Hacker News new | ask | show | jobs
by jchw 325 days ago
Oh this is pretty interesting. One thing that's also interesting to note is that the Azure Blob Storage version of GitHub Actions Cache is actually a sort of V2, although internally it is just a brand new service with the internal version of V1. The old service was a REST-ish service that abstracted the storage backend, and it is still used by GitHub Enterprise. The new service is a TWIRP-based system where you directly store things into Azure using signed URLs from the TWIRP side. I reverse engineered this to implement support for the new cache API in Determinate System's Magic Nix Cache which abruptly stopped working earlier this year when GitHub disabled the old API on GitHub.com. One thing that's annoying is GitHub seems to continue to tacitly allow people to use the cache internals but stops short of providing useful things like the protobuf files used to generate the TWIRP clients. I wound up reverse engineering them from the actions/cache action's gencode, tweaking the reconstructed protobuf files until I was able to get a byte-for-byte match.

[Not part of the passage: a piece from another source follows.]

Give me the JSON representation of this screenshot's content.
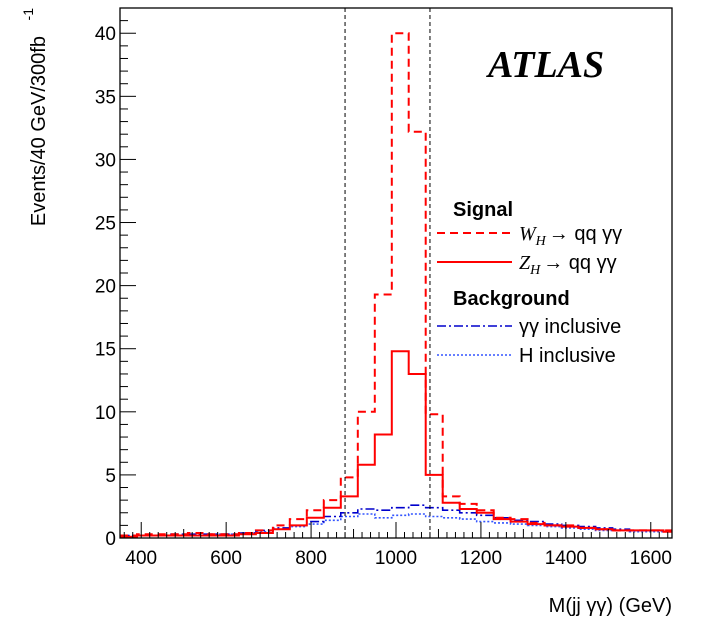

On the flip side, I did something that might break Blacksmith: I used append blobs instead of block blobs. Why? ... Because it was simpler. For block blobs you have to construct this silly XML payload with the block list or whatever. With append blobs you can just keep appending chunks of data and then seal it when you're done. I have always wondered if the fact that I am responsible for the fact that some of GitHub Actions Cache is using append blobs would ever come back to bite me, but as far as I can tell from the Azure PoV it makes very little difference, pricing seems the same at least. But either way, they need to support append blobs now probably. Sorry :)

(If you are wondering why not use the Rust Azure SDK, as far as I can tell the official Rust Azure SDK does not support using signed URLs for uploading. And frankly, it would've brought a lot of dependencies and been rather complex to integrate for other Rust reasons.)

(It would also be possible, by setting env variables a certain way, to get virtually all workflows to behave as if they're running under GitHub Enterprise, and get the old REST API. However, Azure SDK with its concurrency features probably yields better performance.)